Lee drifted off and noticed large windows on the wall beside him, opening up to a view of the vast openness of space. He realized that they were in an asteroid field. The distant light of stars flecked the blackness, occluded only by the silhouettes of asteroids turning and drifting across the dark. Past the asteroids was a thick stream of stars - an arm of the Milky Way - flecked with red and purple nebulae. Through another window, he could see the silent glare of the nearest system's star, mitigated only by the polarized nano-glass.
The silent view was soothing. It stood in stark contrast to the soulless meld of metal and rock that surrounded them. Yet Lee knew that working in a mine separated from space only by the very rock they were carving out would be far from idyllic and safe. But ultimately, he was on the base because he needed the work, and Frontier Mining had provided it, and with a fairly large paycheck to boot, so safety had to take a backseat. Evidently, experienced paramedics who were willing to work in such dangerous environments were a rarity among the systems. To the company, he was pure gold.
Looking around curiously, he noticed several distinctly statue-like people standing around the edges of the room.
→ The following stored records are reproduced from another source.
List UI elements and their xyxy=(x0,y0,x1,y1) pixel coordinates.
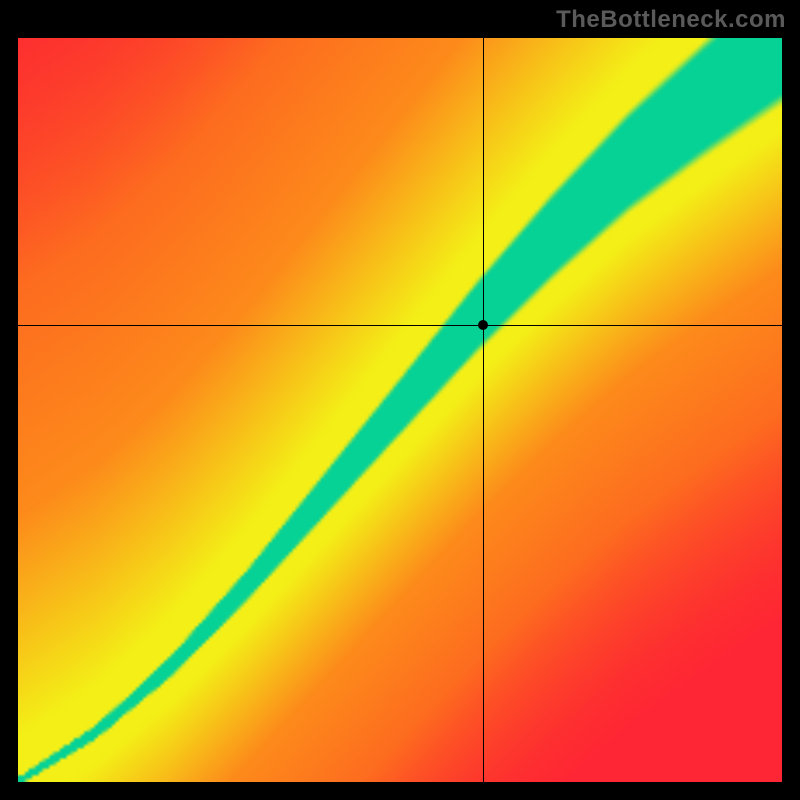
heatmap-canvas xyxy=(18,38,782,782)
heatmap-plot xyxy=(18,38,782,782)
crosshair-vertical xyxy=(483,38,484,782)
crosshair-marker xyxy=(478,320,488,330)
watermark-text: TheBottleneck.com xyxy=(556,6,786,34)
crosshair-horizontal xyxy=(18,325,782,326)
They wore caps and multi-pocketed vests over jackets, all in the same dark blue shade. And they all had guns. Despite this, nobody else seemed to pay them much notice, likely owing to the lighting and the charismatic speaker.
There was something the workers weren't being told. Rina's remark about the base's safety echoed back to him. If the company felt the need to heavily arm its security on a desolate asteroid, then it concerned him. He was, after all, partially responsible for the well-being of everyone on the base.
Cameron finished off his speech, rousing a smattering of applause that seemed to resonate in the cavernous room, giving everyone gathered there the illusion that there was a general feeling of greater enthusiasm.